Серенада на трубе (Поп) - страница 52

— Хоть бы сладкую лепешку принесла, черт знает, как ты ничего не чувствуешь? Ты что ж, на дармовщинку? — зашипела мне в ухо одна из этих глупых уток, мотаясь взад–вперед по траве под музыку, которую Элла извлекала двумя пальцами.

Но мальчишки все равно приглашали меня танцевать, в особенности сын пастора, который не отступил после неудачи в туннеле. Он посмотрел на меня так, как будто ждал, что сейчас заговорит противовоздушная артиллерия, а потом стащил целый карман пирожных. Так что и я танцевала польку в саду, мы бегали по усыпанным гравием аллеям рядами — девочки с одной стороны, мальчики — с другой: руки вверх, и прыжки то на одной, то на другой ноге; вспотели все чертовски, но это было развлечение, так что уже стемнело, когда мы пошли домой, и Элла провожала нас до ворот, играя на аккордеоне.

На такой, как у Эллы, манере отвечать долго не продержишься. Приближался конец урока, и если фрау Якоби не имела намерения ее прервать, то из–за длинного последнего слова выглядывала отметка десять. Но фрау Якоби прервала, она поднялась из–за кафедры, прошла мимо двери (на мгновение замочная скважина оказалась закрыта), потом, опершись на окно, стала ждать. Элла молчала. Фрау Якоби повторила вопрос, весь ряд у окна поднял вверх руки, правые руки, левые остались под партами, палец на книге. Сквозь щель в досках прекрасно видны белые страницы, где записано исключение Фельтона, все опирались на учебник.

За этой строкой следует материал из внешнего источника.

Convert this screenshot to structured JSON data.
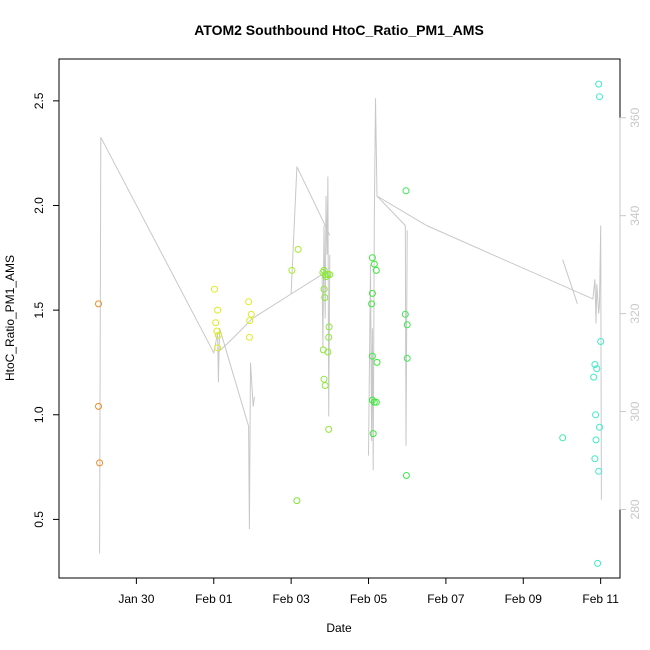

Элла бессмысленно смотрела в пустоту, единственный шанс был — начать все сначала. Но фрау Якоби заставила кого–то другого продолжать урок, не знаю точно, кого, это происходило в той части класса, которая не была мне видна, а голоса я не узнала. Потом фрау Якоби отделилась от окна, направилась прямо к парте Шустера и приказала ему встать. Шустер встал, и в этот момент какой–то предмет упал под парту и разбился.

— Чем ты занимаешься? — спросила фрау Якоби. Шустер пожал плечами и очень покраснел.

— Что ты делал с зеркалом?

— Ничего, — ответил свинья Шустер, и никто его не продал, хотя все знали, что он смотрел на ноги Эсигманн.

— Пожалуйста, продолжай урок.

У Дорис Эсигманн были самые красивые ноги во всей школе. Она брала первенство на всех неофициальных конкурсах, и, если бы когда–нибудь было можно организовать настоящее состязание, она тоже бы выиграла. Так что мы избрали ее главной в классе, хотя Элла Реус вообразила, что у нее с ее ногами тоже есть шансы, но кто–то сказал тогда: «Белесая, как вдова убитого под Ватерлоо», — и она тут же заткнулась.

Шустер склонился набок, оперся на парту и молчал. Он никогда не сидел прямо, только привалившись то одним боком, то другим, при этом колени у него были чуть–чуть расставлены, а ладони покоились на парте. Это была гора мяса, расположившаяся на отдых, даже шаг у него был ленивый, шаг сытого слона. Только в напомаженной голове теплилась жизнь, заплывшая вазелином; голова свободно вращалась на шее направо и налево, стреляя глазами и чавкая.